Less than two months later, I reported that Chinese researchers had linked the coronavirus outbreak to laboratory research activities in Wuhan, China. Despite initial media reluctance over a lab origin for the coronavirus, officials now agree that the lab origin is both possible and probable.

More recently, I concluded that based on the story of the last global coronavirus pandemic of 1889, SARS-CoV-2 (the virus causing the current COVID-19 pandemic) would eventually spread. transform into one of the many viruses in the common cold family.

Now, there is more evidence that Legal Insurrection has been ahead of the news of the coronavirus pandemic. Professor Sir John Bell, regius professor of medicine at the University of Oxford, recently said the virus could resemble the common cold by the spring of next year, as vaccines and exposure boost immunity of a person against the virus.

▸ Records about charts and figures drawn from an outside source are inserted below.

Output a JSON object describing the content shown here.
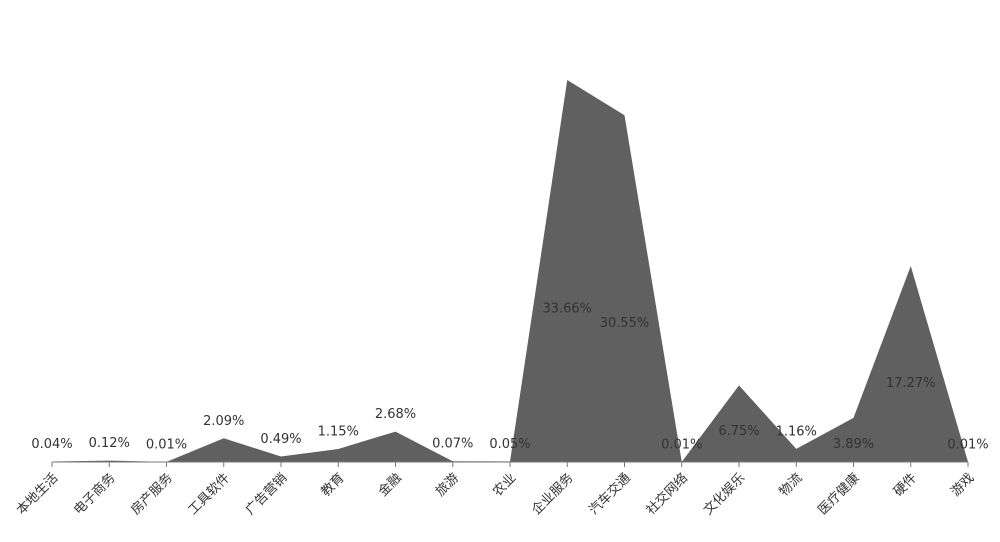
{
  "chart_data": {
    "type": "area",
    "categories": [
      "本地生活",
      "电子商务",
      "房产服务",
      "工具软件",
      "广告营销",
      "教育",
      "金融",
      "旅游",
      "农业",
      "企业服务",
      "汽车交通",
      "社交网络",
      "文化娱乐",
      "物流",
      "医疗健康",
      "硬件",
      "游戏"
    ],
    "values": [
      0.04,
      0.12,
      0.01,
      2.09,
      0.49,
      1.15,
      2.68,
      0.07,
      0.05,
      33.66,
      30.55,
      0.01,
      6.75,
      1.16,
      3.89,
      17.27,
      0.01
    ],
    "value_labels": [
      "0.04%",
      "0.12%",
      "0.01%",
      "2.09%",
      "0.49%",
      "1.15%",
      "2.68%",
      "0.07%",
      "0.05%",
      "33.66%",
      "30.55%",
      "0.01%",
      "6.75%",
      "1.16%",
      "3.89%",
      "17.27%",
      "0.01%"
    ],
    "color": "#606060"
  }
}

He added that the country “has turned to the worst” and that things “should be fine” once the winter has passed, adding that there was continued exposure to the virus even among those vaccinated.

Meanwhile, Moderna chief executive Stéphane Bancel also said on Monday that the coronavirus pandemic could be over in a year, as increased vaccine production secures global supply.

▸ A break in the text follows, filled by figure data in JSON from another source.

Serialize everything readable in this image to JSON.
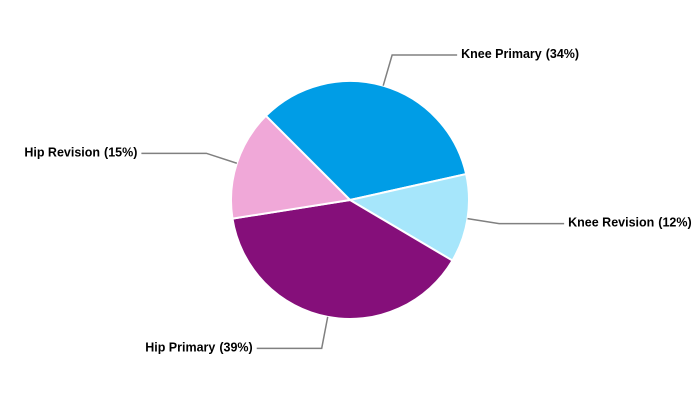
{
  "chart_data": {
    "type": "pie",
    "categories": [
      "Knee Primary",
      "Knee Revision",
      "Hip Primary",
      "Hip Revision"
    ],
    "values": [
      34,
      12,
      39,
      15
    ],
    "value_labels": [
      "(34%)",
      "(12%)",
      "(39%)",
      "(15%)"
    ],
    "colors": [
      "#009de6",
      "#a6e6fb",
      "#850f7a",
      "#f0a8d8"
    ]
  }
}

Additionally, Professor Dame Sarah Gilbert, the creator of the Oxford-AstraZeneca vaccine, says COVID-19 is unlikely to mutate into a more deadly variant and eventually develop into a cold.

Reducing fears of a new, more deadly variant, she said viruses tend to “become less virulent as they circulate” in the population, the Daily Mail reported.

“There is no reason to think that we will have a more virulent version of SARS-CoV-2” because “there are not many places the virus can go to have something that will escape it. ‘immunity but that will always be a truly infectious virus,’ Gilbert reportedly said.

… SARS-CoV-2 will eventually become like the coronaviruses that circulate widely and cause the common cold, Gilbert said.

“We are already living with four different human coronaviruses that we never really think about and SARS-CoV-2 will eventually be one of them,” Gilbert said, during a speech at a Royal Society of Medicine seminar.

While this is good news, it needs to be tempered by the fact that public health officials are now accustomed to both the limelight and plentiful funding.

On Wednesday, she told the public she was “waiting” for funding to study vaccines against other infectious diseases.

Work needs to be done to prepare for future pandemics, she warned, adding that small investments now could potentially save billions of pounds in the long run.

[Dame Sarah Gilbert] agreed that the lack of investment from governments and other sources of research funding shows that they have not learned lessons about the importance of pandemic preparedness.

“We are still trying to raise funds to develop other vaccines that we were working on before the pandemic against diseases that have caused epidemics in the past and will cause epidemics in the future – the Nipah virus, the fever virus de Lassa and the Coronavirus Mers were three who I work and still try to fundraise to work.

I think we would benefit from focusing more on treatments for COVID19, as well as having more control over where the National Institute of Health decides to fund studies … especially those involving gain-of-function research.